Jay Baruchel, que interpreta o titular aprendiz de feiticeiro do Timeskip em diante, possui um desempenho no mínimo estranho. Ele tenta criar uma imagem de "everyman" para o seu personagem, falhando, porém, ao confundir um homem comum e inseguro com um sobrevivente de derrame cerebral. Suas empreitadas românticas não melhoram em nada a situação, já que sua relação com Becky não é tão romântica quanto é desajeitada e embaraçosa; ao invés de adquirir química e simpatia da audiência, a única coisa que estes dois vão fazer é te irritar a um nível quase insuportável. Maior atrocidade que os momentos românticos do protagonista há apenas a triste insistência do roteirista em transformar magia numa espécie de ciência, com explanações cada vez mais tediosas para truques simples quebrando o ritmo da ação ao desmontar a coisa em uma pífia tentativa de se fingir original. Não me entenda mal, não há nada como um bom tecnobabelismo para me divertir em uma série de ficção cientifica, mas esse tipo de coisa não tem muito espaço em fantasia; e enquanto isso até pode ser feito, este filme não tem o melhor exemplo.

Já em contrate, o resto do elenco - Cage e Molina no caso, já que ninguém mais tem uma participação lá de muita importância -, são bastante agradáveis de ver, sempre deixando a audiência a indagar pelo que farão a seguir - mesmo que o personagem de Cage tenha seus momentos de brilhante estupidez -, e que basicamente carregam o enredo todo do filme nas costas; enredo este que não é muito consistente, tendo sido construído sobre pilhas de clichês de que já estamos cansados de ver ser repetidos, de novo e novamente, em todo épico que aparece aos finais de semana.

Ao final, Morgana, libertada por Horvath depois de sacrificar cada aliado maligno que conseguiu durante o filme e que não são suficientemente interessantes para serem mencionados aqui, está se preparando para liberar todo o seu Phlebotinum Magico e trazer os mortos de volta a vida para... Não sei, dominar o mundo, talvez, quem se importa, o filme está quase no fim!
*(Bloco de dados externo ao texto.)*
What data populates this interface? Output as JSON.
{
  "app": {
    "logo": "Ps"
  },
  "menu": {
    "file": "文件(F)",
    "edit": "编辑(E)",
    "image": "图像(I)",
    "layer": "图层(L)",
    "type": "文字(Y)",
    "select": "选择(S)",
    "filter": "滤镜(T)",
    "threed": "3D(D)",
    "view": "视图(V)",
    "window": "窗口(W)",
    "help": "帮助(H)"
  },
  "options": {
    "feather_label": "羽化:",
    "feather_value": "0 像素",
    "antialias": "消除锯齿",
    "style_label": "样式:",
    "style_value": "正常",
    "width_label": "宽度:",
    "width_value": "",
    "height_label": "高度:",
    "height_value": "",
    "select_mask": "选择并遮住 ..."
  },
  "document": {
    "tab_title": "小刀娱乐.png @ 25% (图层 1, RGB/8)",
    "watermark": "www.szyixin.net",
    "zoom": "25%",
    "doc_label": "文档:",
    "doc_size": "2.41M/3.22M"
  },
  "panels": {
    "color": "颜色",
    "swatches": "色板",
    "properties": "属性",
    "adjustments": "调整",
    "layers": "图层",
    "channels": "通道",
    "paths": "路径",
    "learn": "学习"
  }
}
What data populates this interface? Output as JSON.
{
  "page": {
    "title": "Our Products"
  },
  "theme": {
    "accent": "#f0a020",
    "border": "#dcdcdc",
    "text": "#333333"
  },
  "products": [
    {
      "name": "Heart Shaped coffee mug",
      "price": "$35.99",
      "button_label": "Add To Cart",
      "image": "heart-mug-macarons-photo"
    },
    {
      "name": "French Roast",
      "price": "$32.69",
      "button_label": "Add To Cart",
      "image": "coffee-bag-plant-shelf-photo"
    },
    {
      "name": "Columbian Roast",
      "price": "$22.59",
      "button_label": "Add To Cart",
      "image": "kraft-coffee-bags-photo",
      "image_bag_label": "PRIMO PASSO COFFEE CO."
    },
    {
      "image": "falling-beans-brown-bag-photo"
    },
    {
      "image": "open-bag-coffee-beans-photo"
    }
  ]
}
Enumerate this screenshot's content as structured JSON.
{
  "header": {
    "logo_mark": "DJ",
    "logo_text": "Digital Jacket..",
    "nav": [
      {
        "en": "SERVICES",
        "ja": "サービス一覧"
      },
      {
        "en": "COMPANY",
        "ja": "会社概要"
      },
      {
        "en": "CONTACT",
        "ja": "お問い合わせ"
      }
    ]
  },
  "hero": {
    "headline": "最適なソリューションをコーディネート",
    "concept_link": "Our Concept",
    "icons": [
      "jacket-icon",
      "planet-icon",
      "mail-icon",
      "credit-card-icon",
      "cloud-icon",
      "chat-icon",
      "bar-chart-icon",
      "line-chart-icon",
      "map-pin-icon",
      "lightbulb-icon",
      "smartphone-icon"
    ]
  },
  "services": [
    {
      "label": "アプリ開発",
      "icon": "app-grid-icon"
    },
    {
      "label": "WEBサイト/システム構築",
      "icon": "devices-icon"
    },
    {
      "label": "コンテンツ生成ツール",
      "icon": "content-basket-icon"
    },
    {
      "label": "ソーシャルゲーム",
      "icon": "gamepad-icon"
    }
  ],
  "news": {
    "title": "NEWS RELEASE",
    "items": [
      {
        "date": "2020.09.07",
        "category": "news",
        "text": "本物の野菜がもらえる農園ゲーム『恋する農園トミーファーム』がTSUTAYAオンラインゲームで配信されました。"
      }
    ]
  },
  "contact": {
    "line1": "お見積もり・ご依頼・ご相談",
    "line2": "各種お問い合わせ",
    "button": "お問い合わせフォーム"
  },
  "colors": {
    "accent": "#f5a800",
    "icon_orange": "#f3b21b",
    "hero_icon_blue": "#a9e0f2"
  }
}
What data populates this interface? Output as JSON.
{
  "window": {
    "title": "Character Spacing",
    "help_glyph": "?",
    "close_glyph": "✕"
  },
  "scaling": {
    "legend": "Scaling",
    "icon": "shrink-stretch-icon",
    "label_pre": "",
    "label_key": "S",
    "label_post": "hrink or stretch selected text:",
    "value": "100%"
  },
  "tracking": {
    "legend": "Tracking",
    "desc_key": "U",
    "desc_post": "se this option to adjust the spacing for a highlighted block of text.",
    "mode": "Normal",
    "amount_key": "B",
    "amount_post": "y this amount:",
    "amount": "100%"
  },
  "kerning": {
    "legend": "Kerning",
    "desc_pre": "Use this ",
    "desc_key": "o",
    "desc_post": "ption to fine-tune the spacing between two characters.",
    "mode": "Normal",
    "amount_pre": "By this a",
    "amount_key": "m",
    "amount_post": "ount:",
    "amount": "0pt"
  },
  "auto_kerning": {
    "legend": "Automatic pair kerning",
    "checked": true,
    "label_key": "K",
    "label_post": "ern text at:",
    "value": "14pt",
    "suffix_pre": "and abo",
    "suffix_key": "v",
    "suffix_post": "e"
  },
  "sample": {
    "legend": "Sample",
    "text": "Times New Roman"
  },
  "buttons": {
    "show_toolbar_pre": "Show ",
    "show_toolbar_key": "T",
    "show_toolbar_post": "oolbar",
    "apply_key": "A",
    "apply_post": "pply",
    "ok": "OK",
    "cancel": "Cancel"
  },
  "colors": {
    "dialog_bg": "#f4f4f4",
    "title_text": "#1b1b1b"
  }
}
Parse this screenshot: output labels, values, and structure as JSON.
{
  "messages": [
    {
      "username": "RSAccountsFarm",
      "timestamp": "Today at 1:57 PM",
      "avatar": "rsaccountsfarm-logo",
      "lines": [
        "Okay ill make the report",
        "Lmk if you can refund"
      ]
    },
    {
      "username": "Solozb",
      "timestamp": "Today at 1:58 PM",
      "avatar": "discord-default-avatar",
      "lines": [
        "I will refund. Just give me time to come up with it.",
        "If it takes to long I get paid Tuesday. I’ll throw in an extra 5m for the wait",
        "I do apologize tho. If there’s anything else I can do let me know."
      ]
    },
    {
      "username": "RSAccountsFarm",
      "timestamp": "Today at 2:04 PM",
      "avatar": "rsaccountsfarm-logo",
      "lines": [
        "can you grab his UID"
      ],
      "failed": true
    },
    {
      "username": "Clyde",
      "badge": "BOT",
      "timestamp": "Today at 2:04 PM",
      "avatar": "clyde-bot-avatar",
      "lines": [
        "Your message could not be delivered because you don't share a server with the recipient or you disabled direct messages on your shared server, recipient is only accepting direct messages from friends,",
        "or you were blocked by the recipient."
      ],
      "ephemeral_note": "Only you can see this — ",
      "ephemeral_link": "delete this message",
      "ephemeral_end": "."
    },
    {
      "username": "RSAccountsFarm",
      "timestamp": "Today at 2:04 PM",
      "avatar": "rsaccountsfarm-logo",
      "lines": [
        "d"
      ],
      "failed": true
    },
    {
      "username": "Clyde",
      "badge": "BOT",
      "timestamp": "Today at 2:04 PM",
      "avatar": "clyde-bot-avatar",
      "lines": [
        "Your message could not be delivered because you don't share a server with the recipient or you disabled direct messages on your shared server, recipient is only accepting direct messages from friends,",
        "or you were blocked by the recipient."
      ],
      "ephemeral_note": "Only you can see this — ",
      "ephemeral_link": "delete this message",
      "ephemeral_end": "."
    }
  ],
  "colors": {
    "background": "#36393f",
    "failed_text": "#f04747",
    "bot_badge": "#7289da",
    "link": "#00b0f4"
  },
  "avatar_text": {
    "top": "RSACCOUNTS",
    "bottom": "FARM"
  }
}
Isso obviamente força Dave a agir. Ele bola um plano deveras original para alguém que mal consegue finalizar uma oração sem gaguejar e bufar umas três mil vezes, que ele usa para derrotar Hovarth; parar a magia negra de Morgana; salvar a mina do Balthazar - sim, Veronica e ele se gostam também, pelo que parece -; matar a bruxa maligna com táticas de batalha tão previsíveis quanto um filme de fantasia ruim pode ser pretensioso; e TRAZER A PORRA DO BALTHAZAR DE VOLTA A VIDA, pois este havia sido ferido ao confrontar Morgana. Tudo em uma noite de serviço!

Dave é o nosso herói! Mal posso esperar para ver as fanfics Gary Stu que vão escrever a seu respeito na internet, talvez alguma se saia melhor que o roteiro deste pedaço de merda.

TL; DR
O filme é levemente divertido, suas cenas de ação são bem elaboradas e a apresentação CGi não deixa nada a desejar, porém, o constante lembrete de sua estupidez feito sempre que o casal romântico aparece - ou quando o protagonista abre a boca, juntamente com o caminho tortuoso e implausível que toma a trama a cada guinada, tornam o que poderia ser um filme muito mais interessante em algo irritante, esquecível e insípido.

É só uma pena que o especialista em efeitos também não tenha dirigido o filme.